Face aux photos du site qu’il a racheté il y a six ans et qui sont présentées dans la chapelle, le nouveau propriétaire raconte : « c’était une jungle urbaine. » Il a donc entrepris un vaste plan pour redonner tout leur faste aux « Jardins du Roi ». A la fin du XVème siècle, Charles VIII l’amboisien est revenu d’une campagne italienne avec 22 artistes et a décidé de faire construire Château Gaillard (ça a pris 23 ans). Les jardins, c’est l’œuvre de Don Pacello, « le plus grand jardinier d’Europe » (dont la signature et le blason ont été retrouvés tout récemment). C’est donc lui qui importe la culture italienne en France à l’aube de la Renaissance, installe une première fontaine au bas du Château (remise en eau il y a quelques jours après un long assèchement).

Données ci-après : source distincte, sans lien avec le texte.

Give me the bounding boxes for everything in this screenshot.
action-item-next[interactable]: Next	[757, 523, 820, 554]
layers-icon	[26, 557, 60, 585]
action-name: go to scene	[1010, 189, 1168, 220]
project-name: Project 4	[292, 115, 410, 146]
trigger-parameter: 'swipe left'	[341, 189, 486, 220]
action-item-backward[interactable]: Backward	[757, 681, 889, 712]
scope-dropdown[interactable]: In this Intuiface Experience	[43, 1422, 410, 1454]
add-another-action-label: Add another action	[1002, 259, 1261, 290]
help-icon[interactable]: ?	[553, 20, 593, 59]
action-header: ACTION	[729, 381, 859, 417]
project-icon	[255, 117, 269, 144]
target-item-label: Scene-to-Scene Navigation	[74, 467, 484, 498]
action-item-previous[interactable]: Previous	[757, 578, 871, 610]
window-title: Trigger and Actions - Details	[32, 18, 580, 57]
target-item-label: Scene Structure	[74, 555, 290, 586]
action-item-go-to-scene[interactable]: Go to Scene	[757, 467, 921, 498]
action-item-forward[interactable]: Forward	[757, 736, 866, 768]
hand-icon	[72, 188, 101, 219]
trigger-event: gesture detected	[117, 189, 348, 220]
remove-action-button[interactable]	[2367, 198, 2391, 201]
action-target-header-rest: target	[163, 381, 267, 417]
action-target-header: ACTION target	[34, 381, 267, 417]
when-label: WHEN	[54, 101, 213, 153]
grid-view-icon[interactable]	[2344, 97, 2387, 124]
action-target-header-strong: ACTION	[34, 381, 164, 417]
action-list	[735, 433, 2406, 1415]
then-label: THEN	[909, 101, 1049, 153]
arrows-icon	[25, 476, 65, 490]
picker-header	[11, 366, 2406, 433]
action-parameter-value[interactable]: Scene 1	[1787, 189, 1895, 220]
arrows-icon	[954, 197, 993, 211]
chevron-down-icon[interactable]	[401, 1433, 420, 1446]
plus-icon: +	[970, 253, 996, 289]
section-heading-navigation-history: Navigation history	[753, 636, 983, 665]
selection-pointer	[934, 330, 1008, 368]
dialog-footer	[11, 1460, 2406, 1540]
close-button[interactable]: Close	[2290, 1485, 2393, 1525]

Aujourd’hui, Château Gaillard propose autour de 5km de promenades dans la forêt avec une longue allée de 400m de long et 4m de large sous les platanes ou des chemins plus escarpés qui passent au-dessus du bâtiment qui culmine déjà à 23m de haut (le coteau atteint 32m). « Il y a de quoi faire des randonnées. On peut aussi se reposer au coin Sieste House que l’on a aménage en bas avec vue sur le château ou venir prendre le goûter sur la terrasse » détaille Marc Lelandais qui espère autour de 30 000 visiteurs cette année avec 7 mois d’ouverture (l’an dernier, il a ouvert 3 mois et un seul mois en 2015).

L’objectif du propriétaire Tourangeau de cœur et Mayennais de naissance : attirer les visiteurs de la région, notamment les Amboisiens désireux de trouver le calme d’un parc (un pass annuel à 29€ pour des venues illimitées leur est proposé) mais aussi les touristes qui viennent en famille ou entre amis, pas en grand bus. Sa com’ il la fait sur Facebook, auprès des chambres d’hôtes, des hôtels… Il veut que les balades restent intimes, que le calme règne…

Les visiteurs sont répartis en petits groupes, les visites guidées sont assurées par des élèves en dernière année de l’école du Louvre et sont gratuites (le prix d’entrée est lui de 11€ pour les adultes). En parcourant le rez-de-chaussée du château, on découvre par ailleurs la grande collection de Marc Lelandais, habitué des brocantes d’antiquaires du Mans où il chine dès 6h du matin. Il y a notamment ce formidable billard en noyer du XIXème siècle qui happe le regard dès l’entrée ou le plus discret presse-agrume historique. « Je suis peut-être le seul collectionneur de presse-agrumes en France » suppose le propriétaire qui a aussi un exemplaire d’une machine à laver expérimentale qui a trouvé sa place… dans la boulangerie.

Si en cet été 2017 Château Gaillard réalisé sa première saison complète (il est ouvert chaque après-midi dès 13h), les projets ne manquent pas pour la suite. Régulièrement pendant le tour du domaine, Marc Lelandais évoque ses envies : restaurer le cachot, créer des ateliers pour les enfants dans les grottes, organiser des expositions d’artistes contemporains en lien avec les agrumes, proposer d’accueillir des réceptions dans certaines salles, acheter de nouvelles statues et fontaines pour compléter les aménagements du parc, étoffer la boutique… « Mais tout ce que je fais, je veux que ce soit en lien avec l’ADN du lieu », autrement dit l’influence italienne ou l’univers des agrumes. Tout l’été, des nocturnes sont aussi proposées le vendredi soir avec illuminations à la bougie… Et le propriétaire n’hésite pas à ouvrir ses portes aux scouts qui peuvent venir en camp quelques jours.